If φ (s) has a preferred form and is less than np_{ω}, that is it must be strictly greater than D_{φ} (s) :
$\exist t < s \, ( D_\phi (t) < D_\phi (s) \land D_\phi (s) \leq \phi (t) ) \lor D_\phi (s) = 0 \lor \exist \delta < D_\phi (s) \, ( D_\phi (s) \leq \delta + \delta ) ,$
then we can define the fundamental sequence of φ (s) by (φ (s)) [n] = ρ_{n} where:
$\rho_0 = D_\phi (s)$
$\rho_{n+1} = \sup \{ \mu : \exist t < s ( \mu = \phi (t) \land D_\phi (t) \leq \rho_n \land X (\phi (t)) \leq n ) \lor \mu = 1 \lor \mu = \rho_n + \rho_n \}$ and
$\rho_\omega = \sup \{ \rho_n : n < \omega \} .$
We will show that φ (s) = ρ_{ω}. First notice that this sequence is strictly increasing because
$( \rho_n = 0 < 1 \leq \rho_{n+1} ) \lor ( 0 < \rho_n = \rho_n + 0 < \rho_n + \rho_n \leq \rho_{n+1} ) .$
Thus
$D_\phi (s) = \rho_0 < \rho_\omega .$
$\delta < \rho_\omega \implies \exist n < \omega ( \delta < \rho_n )$
$\delta < \rho_\omega \implies \exist n < \omega ( \delta + \delta < \rho_{n+1} )$
$\delta < \rho_\omega \implies \delta + \delta < \rho_\omega$
$t < s \land D_\phi (t) < \rho_\omega \implies \exist n < \omega ( t < s \land D_\phi (t) < \rho_n \land X (\phi (t)) \leq n )$
$t < s \land D_\phi (t) < \rho_\omega \implies \exist n < \omega ( \phi (t) \leq \rho_{n+1} )$
$t < s \land D_\phi (t) < \rho_\omega \implies \phi (t) < \rho_\omega$
$\phi (s) \leq \rho_\omega .$
On the other hand,
$\rho_0 = D_\phi (s) \leq \phi (s)$
but φ (s) ≠ 0, 1, or 2, since it has cofinality ≥ ω and φ (s) ≠ D_{φ} (s) since it has a preferred form. Thus
$\rho_0 < \phi (s) .$
Now, let us use mathematical induction with the inductive hypothesis ρ_{n} < φ (s) : suppose
$\rho_n < \phi (s) ,$ then
$\rho_n + \rho_n < \phi (s)$ because φ (s) is a power of ω
$1 < \phi (s)$
$t < s \land D_\phi (t) \leq \rho_n < \phi (s) \land \rho_{n+1} = \phi (t) \implies \rho_{n+1} < \phi (s)$
thus
$n < \omega \implies \rho_n < \phi (s)$
$\rho_\omega \leq \phi (s) .$

Otherwise, φ (s) lacks a preferred form and we can set:
$\rho_\alpha = \sup \{ \mu : \mu = 0 \lor \exist \beta < \alpha \exist t < s ( \mu = \rho_\beta + \phi (t) \land ( D_\phi (t) \leq \rho_\beta < \phi (s) ) ) \}$
via transfinite recursion. This sequence may be longer than ω, but that is unavoidable since the Veblen functions are unable to comprehend some of the more complex ways of forming cofinal sequences. That is, such ordinals include (and may be indistinguishable from) uncountable regular ordinals which do not have fundamental sequences of length ω.
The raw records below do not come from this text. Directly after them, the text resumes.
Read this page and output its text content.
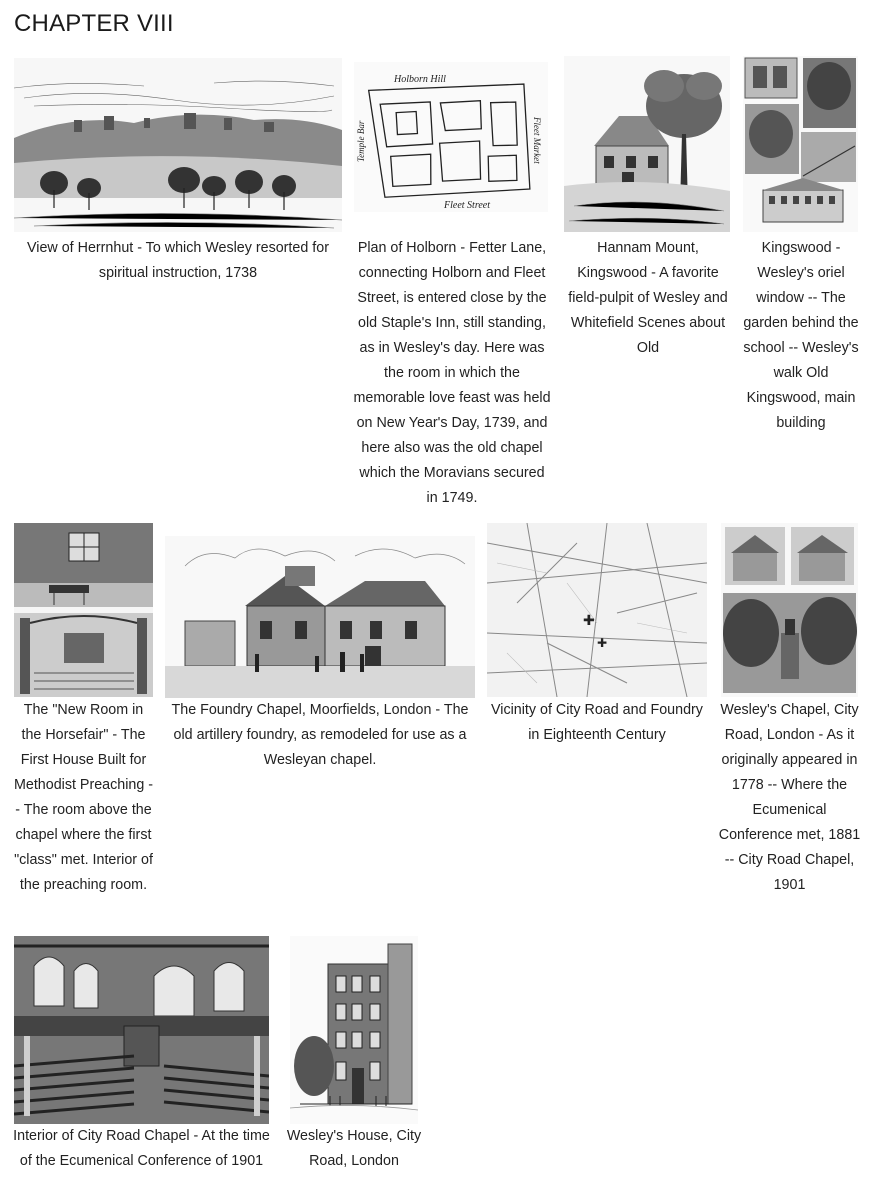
CHAPTER VIII

View of Herrnhut - To which Wesley resorted for spiritual instruction, 1738

Holborn Hill
Fleet Market
Fleet Street
Temple Bar

Plan of Holborn - Fetter Lane, connecting Holborn and Fleet Street, is entered close by the old Staple's Inn, still standing, as in Wesley's day. Here was the room in which the memorable love feast was held on New Year's Day, 1739, and here also was the old chapel which the Moravians secured in 1749.

Hannam Mount, Kingswood - A favorite field-pulpit of Wesley and Whitefield Scenes about Old

Kingswood - Wesley's oriel window -- The garden behind the school -- Wesley's walk Old Kingswood, main building

The "New Room in the Horsefair" - The First House Built for Methodist Preaching -- The room above the chapel where the first "class" met. Interior of the preaching room.

The Foundry Chapel, Moorfields, London - The old artillery foundry, as remodeled for use as a Wesleyan chapel.

✚
✚

Vicinity of City Road and Foundry in Eighteenth Century

Wesley's Chapel, City Road, London - As it originally appeared in 1778 -- Where the Ecumenical Conference met, 1881 -- City Road Chapel, 1901

Interior of City Road Chapel - At the time of the Ecumenical Conference of 1901

Wesley's House, City Road, London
=== Further extensions ===
In Massmann & Kwon (2023), the Veblen function was extended further to a somewhat technical system known as dimensional Veblen. In this, one may take fixed points or row numbers, meaning expressions such as φ(1@(1,0)) are valid (representing the large Veblen ordinal), visualised as multi-dimensional arrays. It was proven that all ordinals below the Bachmann–Howard ordinal could be represented in this system, and that the representations for all ordinals below the large Veblen ordinal were aesthetically the same as in the original system.

==Values==
The function takes on several prominent values:
- $\varphi(1,0) = \varepsilon_0$ is the proof-theoretic ordinal of Peano arithmetic and the limit of what ordinals can be represented in terms of Cantor normal form and smaller ordinals.
- $\varphi(\omega,0)$, a bound on the order types of the recursive path orderings with finitely many function symbols, and the smallest ordinal closed under primitive recursive ordinal functions.
- The Feferman–Schütte ordinal $\Gamma_0$ is equal to $\varphi(1,0,0)$.
- The small Veblen ordinal is equal to $$\varphi\begin{pmatrix}1 \\ \omega\end{pmatrix}$$.